Whatever complaints we have about the shortcomings of the NHS – waiting times are too long, management isn’t slick enough – Venezuela’s counterpart could teach us all a lesson in grace and gratitude. Plenty of countries have damaged or failing health systems but few are like the Venezuelan. Here, in a country with oil reserves exceeding that of Saudi Arabia’s, the state-run healthcare system cannot even guarantee the provision of oxygen, antibiotics, syringes or food let alone administration and operational procedures.
Although there is no official data, as the Venezuelan Central Bank has stopped reporting its own economic figures, the IMF forecasts that the country’s economy will contract 10% this year, 6% next. Those are the worst figures in the world, excluding Syria (and there’s no data for Syria either).
Inflation in Venezuela is estimated to be 159% this year and 204% next year as, unlike Saudi Arabia, the country had no back up plan or reserve funds for when oil prices dropped from nearly $70 a barrel to $40 in a year. Given that Venezuela depends on oil for 96% of its foreign currency export earnings, this collapse in prices is extremely serious.
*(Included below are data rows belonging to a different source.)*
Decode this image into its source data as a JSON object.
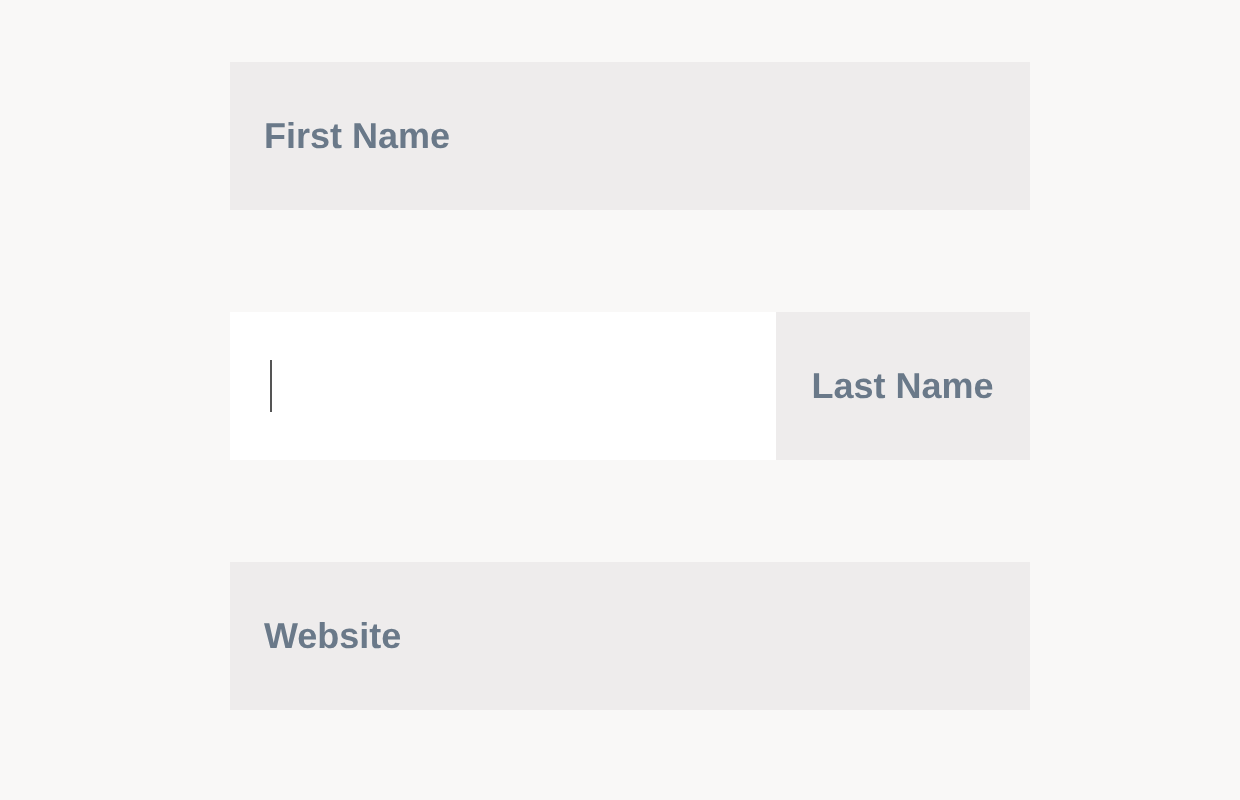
{
  "fields": [
    {
      "label": "First Name",
      "focused": false
    },
    {
      "label": "Last Name",
      "focused": true
    },
    {
      "label": "Website",
      "focused": false
    }
  ]
}
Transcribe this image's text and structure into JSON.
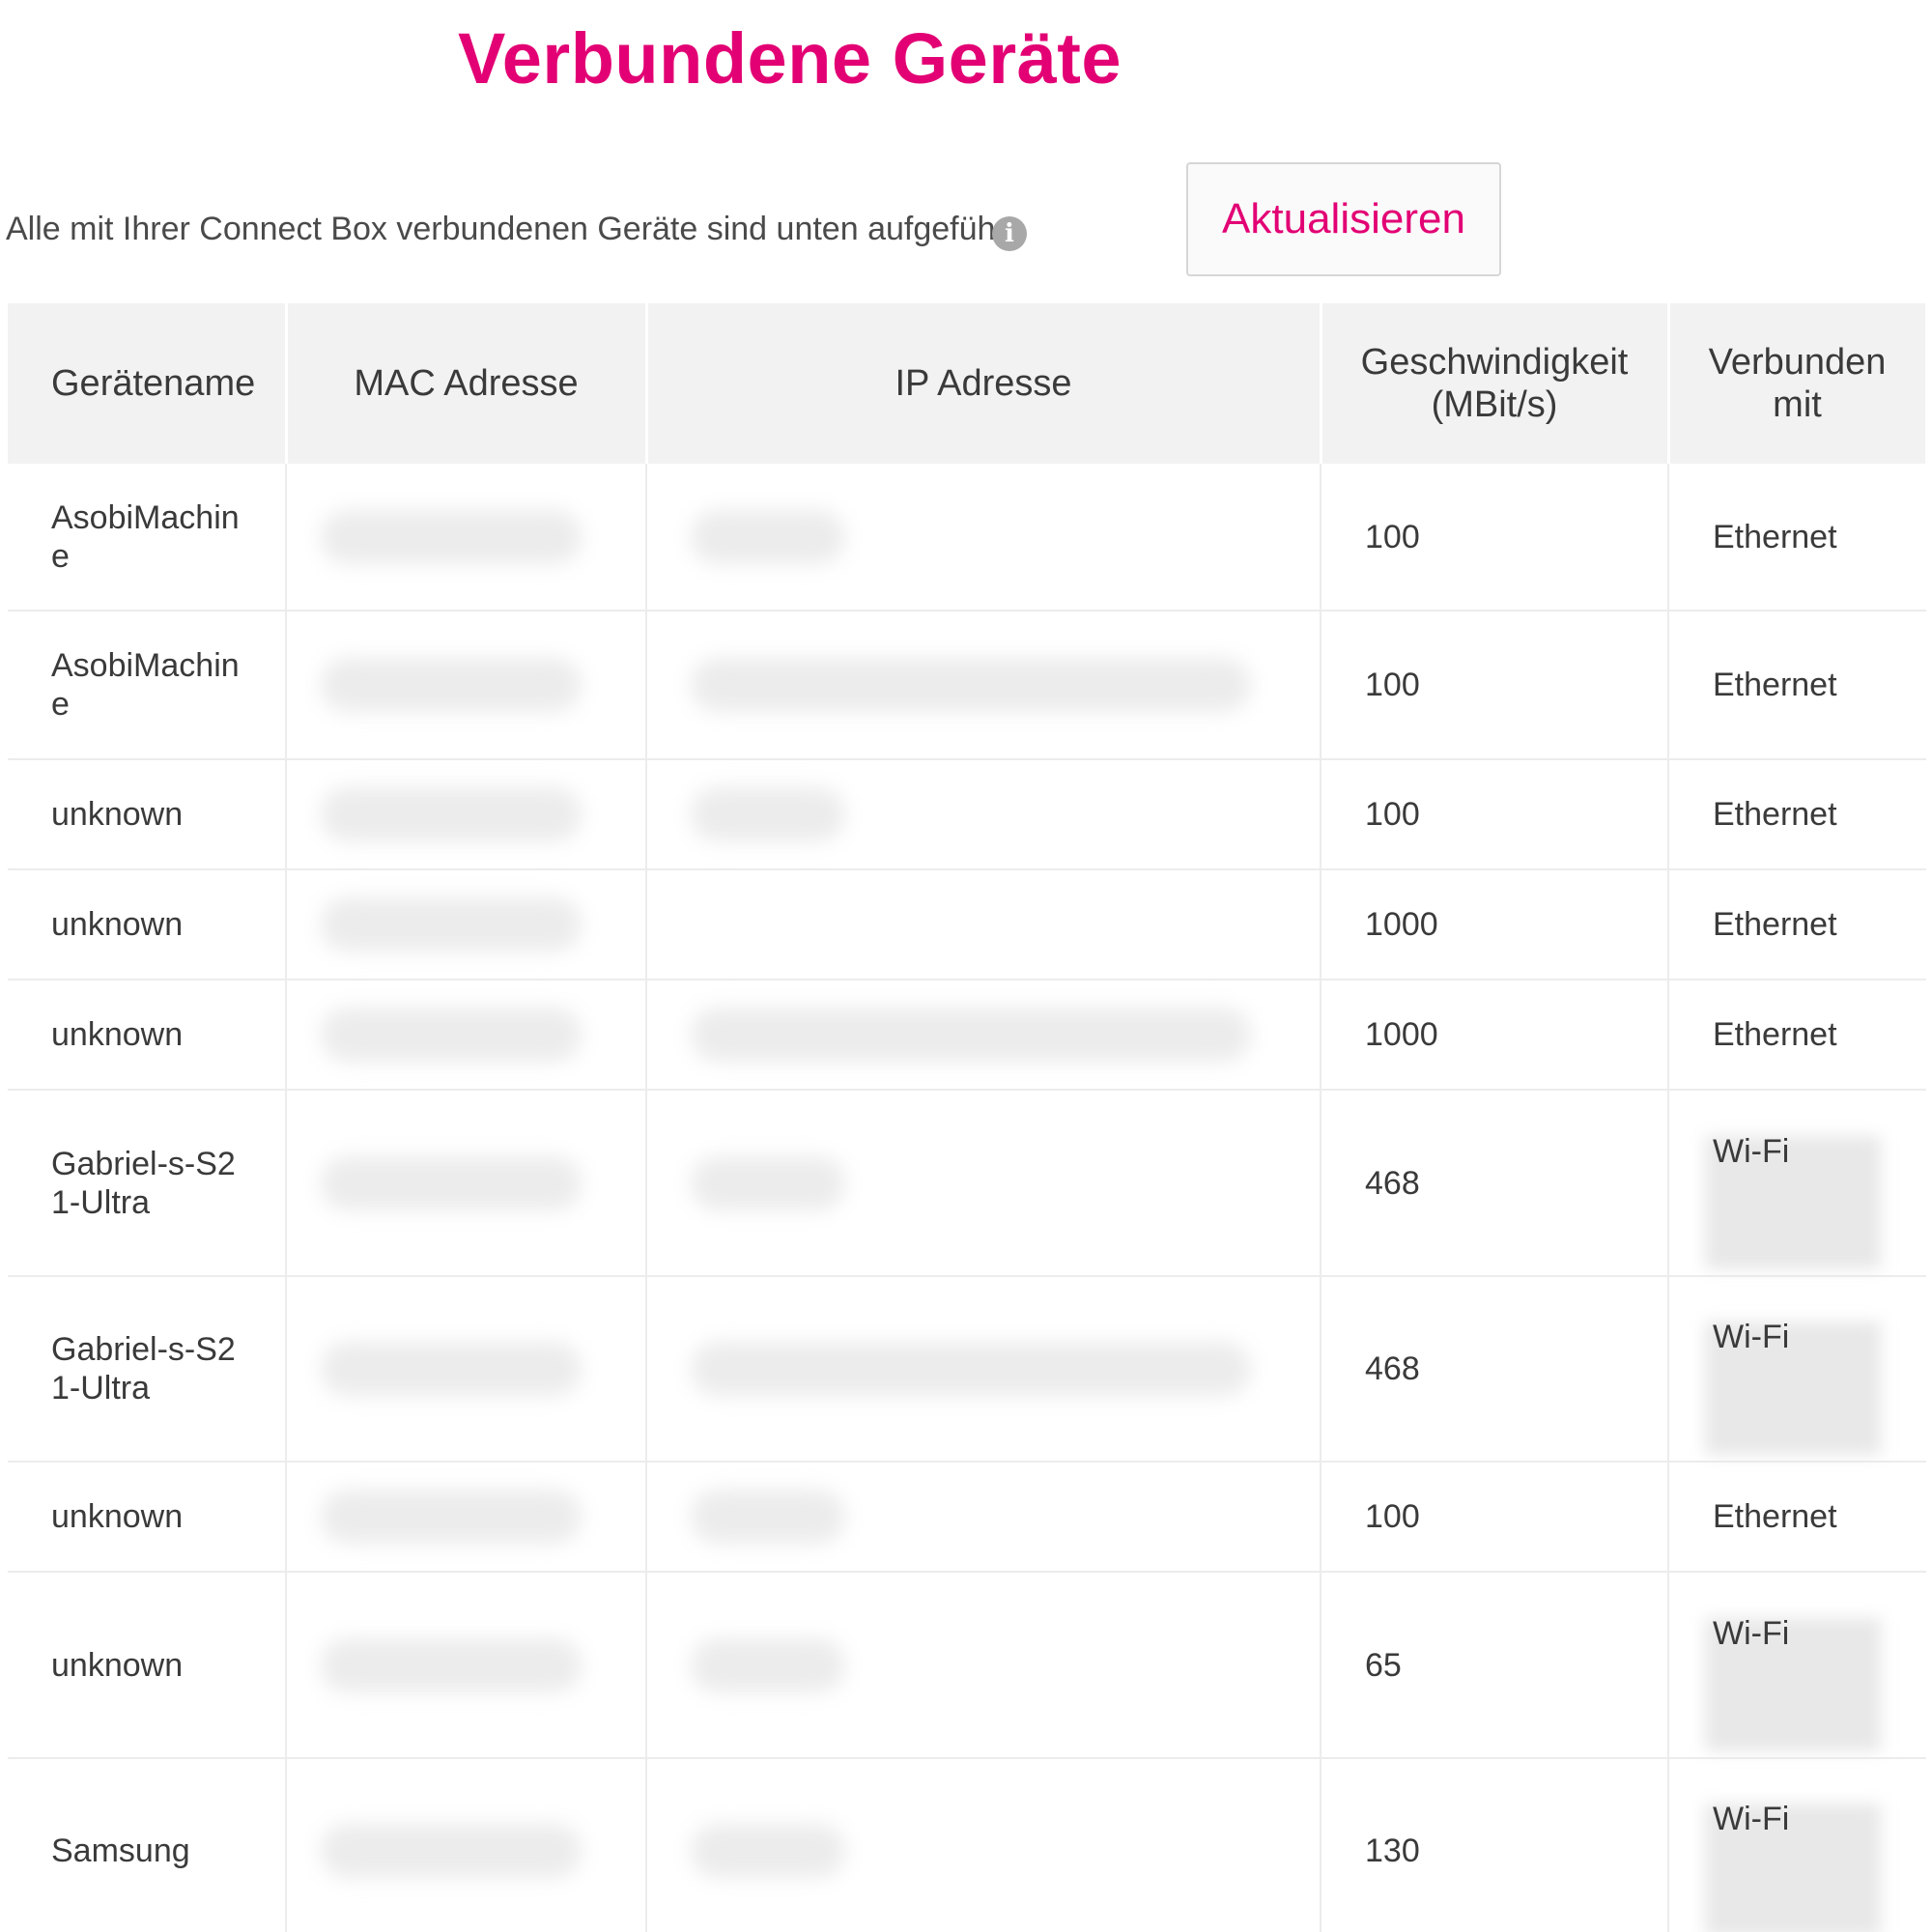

The country’s ability to pay for imports has been crippled, causing severe shortages of basic household goods, from rice to shampoo.
Despite four minimum wage rises this year, 81.3% of those surveyed by Datanalisis confirm that the hike was not enough to cover the spiralling price rises – the triple digit inflation is destroying any social gains from government action. For perspective, minimum monthly wages now stand at 9,649 bolívars – worth about $10 at the black market exchange rate – which is less than in Cuba, Venezuela’s closest ally. For a country so wealthy in natural resources, its people are devastatingly poor.
Yet even with social services grinding to a halt, loyalty to President Nicolas Maduro runs deep in the veins of Venezuelan communities. Much of this is owed to his predecessor, Hugo Chavez, who is hailed as a liberator of the poor.
The so-called ‘Chavista’ movement has whipped up support for Maduro by targeting resources to key areas, such as the town of Mariche just outside of the capital, where thousands of apartments were handed out to down-on-their-luck Venezuelans in 2012. Free education, housing, medicine, and subsidized food are still seen as major achievements of the United Socialist Party, regardless of the gaping difference between the claim and the reality. Yes, medicine is theoretically provided for free, but there isn’t any to provide.
Maduro has been quick to remind the electorate that, should the party lose its majority after they go to the polls this Sunday, the opposition would undo Chavez-era welfare policies. But the Democratic Unity coalition (which encompasses all main opposition parties) can point out that this is not an entirely bad thing.
Maduro’s government has steadfastly refused to come up with even the most rudimentary policy response to its struggling economy, failing to print larger bill denominations, leaving the highest note at a minute $0.15. Reuters now estimate that 55.6% of the public plan to back the opposition thanks to the dire economic conditions.
Corruption is also rife and human rights concerns are mounting with increasing gang and police violence. Maduro himself has warned that he would “not hand over the revolution” and was willing to do “whatever it takes” to ensure victory, including bypassing the assembly and governing in a military-civic alliance in the “name of the people”, effectively, rendering the legislative branch of government powerless. Indeed, , Venezuela’s deputy president, Jorge Arreaza, called Lilian Tintori, the wife of imprisoned opposition leader Leopoldo López, this weekend to warn her she was being targeted by hitmen.
Polls in Venezuela are notoriously difficult to corroborate but several commentators are confirming that the parliamentary elections this Sunday 6th December, in which some 20 million Venezuelans are expected to participate, are the first real opportunity in seventeen years that the opposition have to topple the socialist reign.
Even then, redressing the situation in Venezuela will be hard work. Violence is increasing in the run-up to the election. Only last week, opposition politician Luis Manuel Diaz was shot dead at a rally. A bricklayer, was shot and killed two weeks ago on his way to work because he had no money on him. “This revolution was supposed to take care of us. Instead it is killing us, impoverishing us,” his wife laments. “I will vote for the opposition because this government is useless, and dangerous.”
It is unclear from the graffiti adorning Caracas’ walls whether Maduro or the opposition will come out on top, or whether the public have any real faith in either side. What is clear, is that if aggressive reform policies are not adopted, Venezuela is well on its way to becoming a failed state.